Dextrin (E1400) is formed by roasting the starch with hydrochloric acid. Dextrination is the heating of powdered starch, mostly in the presence of small amounts of acids, at different temperatures and with different reaction times. Dextrin is used as adhesives in paper and textile based industry.
Grafted starch
Grafted starches are produced by free radical copolymerization with ethylenically unsaturated monomers. Starch grafted with synthetic polymers is most utilized tarches from different botanical origins were grafted with 1, 3 butadiene, styrene, acrylamide, acrylonitrile and Meth acrylic acid using free redox reaction.
Starch ethers
Starch ethers are produced by a nucleophilic substitution reaction with an ethylenically unsaturated monomer, followed by acid-catalyzed hydrolysis for viscosity adjustment.

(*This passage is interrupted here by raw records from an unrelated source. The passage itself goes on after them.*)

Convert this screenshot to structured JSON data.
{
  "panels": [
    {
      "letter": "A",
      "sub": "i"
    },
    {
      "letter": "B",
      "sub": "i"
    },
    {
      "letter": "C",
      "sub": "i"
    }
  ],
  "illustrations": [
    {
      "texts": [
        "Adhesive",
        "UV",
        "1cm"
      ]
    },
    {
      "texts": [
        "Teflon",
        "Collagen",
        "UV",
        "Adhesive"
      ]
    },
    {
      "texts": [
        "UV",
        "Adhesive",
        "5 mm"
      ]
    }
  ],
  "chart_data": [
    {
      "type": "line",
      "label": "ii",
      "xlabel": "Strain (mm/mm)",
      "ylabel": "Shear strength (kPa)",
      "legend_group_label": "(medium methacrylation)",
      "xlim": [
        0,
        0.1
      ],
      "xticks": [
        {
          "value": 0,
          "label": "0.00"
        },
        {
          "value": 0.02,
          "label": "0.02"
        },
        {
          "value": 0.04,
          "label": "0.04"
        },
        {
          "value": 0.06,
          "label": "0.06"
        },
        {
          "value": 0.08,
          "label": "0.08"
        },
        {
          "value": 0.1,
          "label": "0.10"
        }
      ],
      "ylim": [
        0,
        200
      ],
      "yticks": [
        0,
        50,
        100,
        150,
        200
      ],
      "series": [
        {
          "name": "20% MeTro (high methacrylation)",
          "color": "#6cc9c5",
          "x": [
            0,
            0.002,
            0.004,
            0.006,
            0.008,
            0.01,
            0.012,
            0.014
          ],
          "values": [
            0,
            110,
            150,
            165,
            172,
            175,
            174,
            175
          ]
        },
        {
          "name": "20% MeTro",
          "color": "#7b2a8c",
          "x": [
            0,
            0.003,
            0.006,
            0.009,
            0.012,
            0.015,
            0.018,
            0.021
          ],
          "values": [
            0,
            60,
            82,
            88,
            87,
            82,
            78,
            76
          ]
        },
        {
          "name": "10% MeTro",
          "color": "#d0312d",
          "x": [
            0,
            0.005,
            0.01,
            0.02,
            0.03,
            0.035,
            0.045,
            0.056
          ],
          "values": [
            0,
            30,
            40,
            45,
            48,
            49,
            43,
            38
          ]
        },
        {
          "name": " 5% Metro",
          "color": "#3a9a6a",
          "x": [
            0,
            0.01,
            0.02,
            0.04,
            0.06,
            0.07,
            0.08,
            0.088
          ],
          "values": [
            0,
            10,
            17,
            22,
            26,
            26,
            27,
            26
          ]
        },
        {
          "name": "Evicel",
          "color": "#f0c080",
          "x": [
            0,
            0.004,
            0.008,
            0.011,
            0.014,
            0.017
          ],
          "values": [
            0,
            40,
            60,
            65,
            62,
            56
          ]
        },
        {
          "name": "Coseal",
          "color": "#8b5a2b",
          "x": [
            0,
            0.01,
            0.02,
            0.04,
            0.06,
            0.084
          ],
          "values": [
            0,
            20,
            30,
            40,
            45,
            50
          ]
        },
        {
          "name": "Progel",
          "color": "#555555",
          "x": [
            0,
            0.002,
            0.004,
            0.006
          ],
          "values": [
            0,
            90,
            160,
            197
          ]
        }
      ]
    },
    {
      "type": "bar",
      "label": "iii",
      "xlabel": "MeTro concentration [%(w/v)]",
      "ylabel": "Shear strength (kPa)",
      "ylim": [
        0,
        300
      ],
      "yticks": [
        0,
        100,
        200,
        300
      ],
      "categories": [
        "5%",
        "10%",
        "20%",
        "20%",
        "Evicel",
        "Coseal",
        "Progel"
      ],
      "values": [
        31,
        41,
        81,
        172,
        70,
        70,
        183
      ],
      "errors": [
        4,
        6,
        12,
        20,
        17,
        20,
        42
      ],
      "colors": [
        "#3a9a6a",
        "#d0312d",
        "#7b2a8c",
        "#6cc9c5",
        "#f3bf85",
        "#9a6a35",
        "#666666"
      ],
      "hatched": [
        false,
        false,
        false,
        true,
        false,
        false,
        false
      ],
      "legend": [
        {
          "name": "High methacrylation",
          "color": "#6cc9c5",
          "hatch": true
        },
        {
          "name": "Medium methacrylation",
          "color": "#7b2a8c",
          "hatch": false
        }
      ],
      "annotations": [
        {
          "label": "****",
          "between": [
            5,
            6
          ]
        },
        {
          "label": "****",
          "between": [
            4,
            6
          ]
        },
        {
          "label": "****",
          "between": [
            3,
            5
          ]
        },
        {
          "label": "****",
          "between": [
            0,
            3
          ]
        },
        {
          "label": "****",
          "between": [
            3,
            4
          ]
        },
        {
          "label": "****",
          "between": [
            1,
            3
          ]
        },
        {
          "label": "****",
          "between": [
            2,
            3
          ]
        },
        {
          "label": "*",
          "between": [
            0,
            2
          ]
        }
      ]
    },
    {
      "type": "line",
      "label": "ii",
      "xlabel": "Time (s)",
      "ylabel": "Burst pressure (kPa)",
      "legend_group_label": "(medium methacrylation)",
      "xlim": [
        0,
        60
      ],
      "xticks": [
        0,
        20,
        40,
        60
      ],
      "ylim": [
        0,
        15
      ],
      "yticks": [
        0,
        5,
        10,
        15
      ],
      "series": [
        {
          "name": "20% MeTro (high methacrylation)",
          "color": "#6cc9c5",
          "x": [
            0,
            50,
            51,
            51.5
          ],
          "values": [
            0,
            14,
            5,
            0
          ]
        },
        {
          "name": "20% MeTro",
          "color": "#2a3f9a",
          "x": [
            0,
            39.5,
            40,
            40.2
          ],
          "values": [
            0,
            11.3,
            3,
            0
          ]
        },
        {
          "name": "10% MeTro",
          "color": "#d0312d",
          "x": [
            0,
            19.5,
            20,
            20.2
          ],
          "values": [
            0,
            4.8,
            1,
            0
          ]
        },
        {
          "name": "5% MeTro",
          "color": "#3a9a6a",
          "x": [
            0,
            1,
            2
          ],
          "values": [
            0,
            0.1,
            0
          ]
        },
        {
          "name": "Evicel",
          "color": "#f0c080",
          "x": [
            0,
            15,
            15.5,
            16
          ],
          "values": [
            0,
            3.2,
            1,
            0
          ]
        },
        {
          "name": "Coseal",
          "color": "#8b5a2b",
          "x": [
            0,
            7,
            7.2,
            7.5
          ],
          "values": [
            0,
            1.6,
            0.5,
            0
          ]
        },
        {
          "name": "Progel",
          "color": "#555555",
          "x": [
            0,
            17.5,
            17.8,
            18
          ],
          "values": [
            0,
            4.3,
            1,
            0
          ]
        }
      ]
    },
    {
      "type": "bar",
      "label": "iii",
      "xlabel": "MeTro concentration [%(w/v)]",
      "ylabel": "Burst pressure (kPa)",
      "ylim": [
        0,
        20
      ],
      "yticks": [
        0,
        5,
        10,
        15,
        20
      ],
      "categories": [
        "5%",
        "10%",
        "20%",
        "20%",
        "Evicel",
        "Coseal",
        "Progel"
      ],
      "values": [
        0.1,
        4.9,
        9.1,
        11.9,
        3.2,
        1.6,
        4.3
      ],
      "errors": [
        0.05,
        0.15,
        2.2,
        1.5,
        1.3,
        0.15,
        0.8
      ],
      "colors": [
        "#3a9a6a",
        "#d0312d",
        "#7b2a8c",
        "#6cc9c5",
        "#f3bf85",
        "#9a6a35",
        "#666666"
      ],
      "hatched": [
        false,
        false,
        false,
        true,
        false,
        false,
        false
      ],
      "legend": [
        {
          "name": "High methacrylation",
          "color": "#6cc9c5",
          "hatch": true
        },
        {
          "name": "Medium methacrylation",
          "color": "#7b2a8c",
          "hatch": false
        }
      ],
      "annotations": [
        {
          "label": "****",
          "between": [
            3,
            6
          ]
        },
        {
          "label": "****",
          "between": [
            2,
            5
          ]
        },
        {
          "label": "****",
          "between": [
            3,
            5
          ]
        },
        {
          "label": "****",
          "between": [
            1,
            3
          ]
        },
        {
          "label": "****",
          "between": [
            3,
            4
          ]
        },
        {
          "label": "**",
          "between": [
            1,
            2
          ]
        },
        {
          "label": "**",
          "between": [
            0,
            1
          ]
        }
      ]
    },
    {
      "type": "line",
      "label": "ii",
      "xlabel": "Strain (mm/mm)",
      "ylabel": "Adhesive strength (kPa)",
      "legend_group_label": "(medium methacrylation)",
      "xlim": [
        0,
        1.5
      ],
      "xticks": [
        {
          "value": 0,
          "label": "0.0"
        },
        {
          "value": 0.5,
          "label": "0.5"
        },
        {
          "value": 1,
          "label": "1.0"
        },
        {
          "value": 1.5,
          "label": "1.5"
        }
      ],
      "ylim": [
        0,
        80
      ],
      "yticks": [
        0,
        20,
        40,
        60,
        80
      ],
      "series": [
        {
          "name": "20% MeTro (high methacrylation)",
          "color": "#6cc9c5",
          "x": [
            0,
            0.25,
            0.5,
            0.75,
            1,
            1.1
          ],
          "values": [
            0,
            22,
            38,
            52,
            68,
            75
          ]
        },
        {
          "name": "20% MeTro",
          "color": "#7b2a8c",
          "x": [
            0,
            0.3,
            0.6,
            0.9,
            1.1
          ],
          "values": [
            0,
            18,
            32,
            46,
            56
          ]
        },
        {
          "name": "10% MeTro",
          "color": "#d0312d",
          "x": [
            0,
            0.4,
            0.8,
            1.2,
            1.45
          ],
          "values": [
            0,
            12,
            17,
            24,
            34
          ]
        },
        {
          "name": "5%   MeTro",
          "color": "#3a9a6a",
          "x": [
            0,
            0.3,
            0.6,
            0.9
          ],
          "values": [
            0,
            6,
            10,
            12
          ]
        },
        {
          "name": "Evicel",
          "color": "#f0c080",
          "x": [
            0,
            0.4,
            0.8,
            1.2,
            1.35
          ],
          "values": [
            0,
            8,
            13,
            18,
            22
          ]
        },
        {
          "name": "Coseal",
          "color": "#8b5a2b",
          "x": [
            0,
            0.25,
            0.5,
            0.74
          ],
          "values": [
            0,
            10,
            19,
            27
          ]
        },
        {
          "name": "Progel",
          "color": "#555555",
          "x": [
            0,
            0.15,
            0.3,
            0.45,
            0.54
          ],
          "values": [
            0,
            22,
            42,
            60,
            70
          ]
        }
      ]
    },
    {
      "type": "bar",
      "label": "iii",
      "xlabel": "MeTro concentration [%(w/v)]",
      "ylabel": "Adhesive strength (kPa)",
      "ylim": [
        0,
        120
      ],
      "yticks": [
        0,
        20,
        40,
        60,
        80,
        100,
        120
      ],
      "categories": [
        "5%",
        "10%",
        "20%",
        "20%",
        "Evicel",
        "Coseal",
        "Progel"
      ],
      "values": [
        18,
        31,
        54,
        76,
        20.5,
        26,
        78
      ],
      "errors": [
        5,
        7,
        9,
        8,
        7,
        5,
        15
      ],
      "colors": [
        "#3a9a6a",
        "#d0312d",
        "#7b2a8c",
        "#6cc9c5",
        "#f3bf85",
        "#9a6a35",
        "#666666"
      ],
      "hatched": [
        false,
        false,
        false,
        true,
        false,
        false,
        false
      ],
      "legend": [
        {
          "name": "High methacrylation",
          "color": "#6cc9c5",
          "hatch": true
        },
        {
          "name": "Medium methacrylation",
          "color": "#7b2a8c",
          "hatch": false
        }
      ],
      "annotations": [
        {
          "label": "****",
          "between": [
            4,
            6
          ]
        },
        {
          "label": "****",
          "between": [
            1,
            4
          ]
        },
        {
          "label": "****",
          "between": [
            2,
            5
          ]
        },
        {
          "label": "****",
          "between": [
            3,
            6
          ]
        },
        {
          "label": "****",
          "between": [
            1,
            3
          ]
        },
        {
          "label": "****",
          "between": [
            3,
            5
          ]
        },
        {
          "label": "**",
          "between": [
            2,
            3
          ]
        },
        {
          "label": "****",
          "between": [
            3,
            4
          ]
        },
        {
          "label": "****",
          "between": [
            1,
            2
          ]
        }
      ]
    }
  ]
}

Physically modified starch
Native starch can be modified with mechanical treatment, using spray drying technique, annealing technique
Enzyme modified starch
Enzyme-treated starch which includes maltodextrin, cyclodextrin Starch modified with amylase enzyme produces derivative with good adhesion property and mainly used in coating the food with colorant.
Frozen Food
To stabilize the food products starches are used in frozen bottle foods to provide freeze-thaw stability and retrogradation.
Flavor Encapsulation
Modified starches are used to encapsulate or, preserve the flavour of the food products. Octenylsuccinylated derivatives and other starch hydrolyzates are used as flavour encapsulation.
Dairy Products
Modified starches are used in a wider way to the dairy products; it provides variety of effects, including enhanced viscosity, cut ability, mouth feel and stability. In puddings, starch is used to enhance viscosity and smoothness. Starches are used in yogurts and sour cream to control syneresis and enhance thickness.
Canned Food
Canning process preserves food for up to several years by achieving a temperature sufficient to destroy or inactivate food poisoning or spoilage microbes. Starch is most commonly used to thicken, stabilize and enhance the mouth feel of canned foods such as puddings, pie- fillings, soups, sauces and gravies. Highly cross-linked starches are used for this purpose.